CRO

PPD looks to tamp down pesky placebos with new trial tech

Countless clinical trials are done in by unexpectedly well-performing placebo arms, a phenomenon particularly common in psychiatric studies. PPD believes a new, proprietary trial design can substantially level the playing field, and the CRO has paid an undisclosed sum to get its hands on the technology.

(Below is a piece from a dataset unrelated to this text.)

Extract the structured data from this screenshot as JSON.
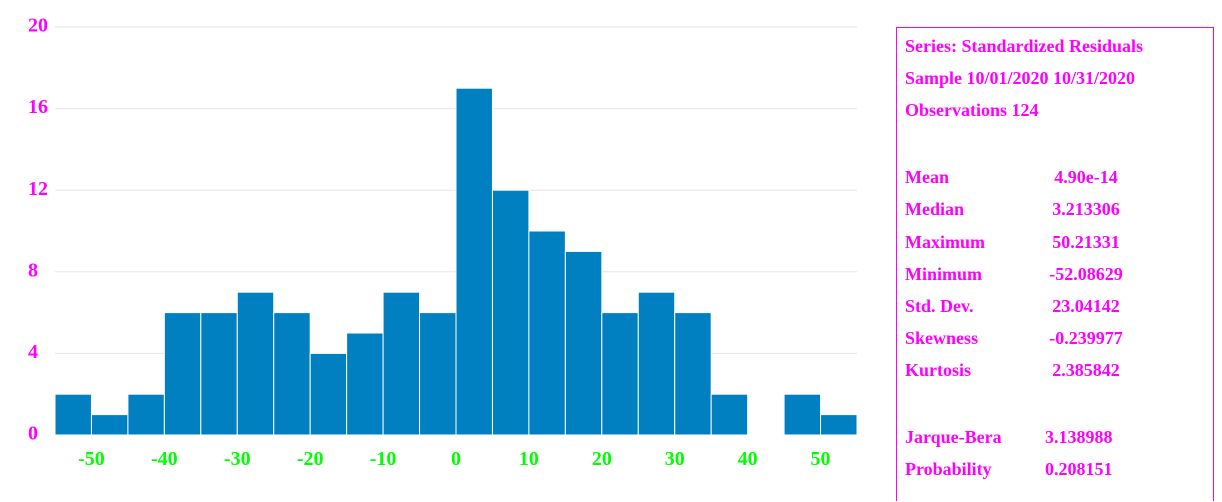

Developed by researchers at Massachusetts General Hospital, sequential parallel comparison design (SPCD) is meant to decrease the impact of the placebo effect in clinical trials by enrolling patients more efficiently. The design employs two sequential placebo-controlled stages, rerandomizing placebo nonresponders from the first and studying them again in the second.

The effect is two-fold, PPD said, at once reducing the number of patients needed by 20% to 40% and reducing the factors that can lead to an overstated placebo effect.

The CRO has acquired rights to the technology from RCT Logic, which held an exclusive license from MGH. The design, which PPD brands as Trimentum, is playing a role in 22 completed, ongoing or planned trials, the company said, and PPD believes its global reach will help expand adoption around the industry.

"Through Trimentum, PPD can offer our clients a clinical trial method that derives more information from fewer patients," Vice President Daniel Burch said in a statement. "As a result, our clients will be able to conduct smaller, more efficient trials in all stages of drug development, enabling more informed investment decisions and accelerating the delivery of much-needed new medicines."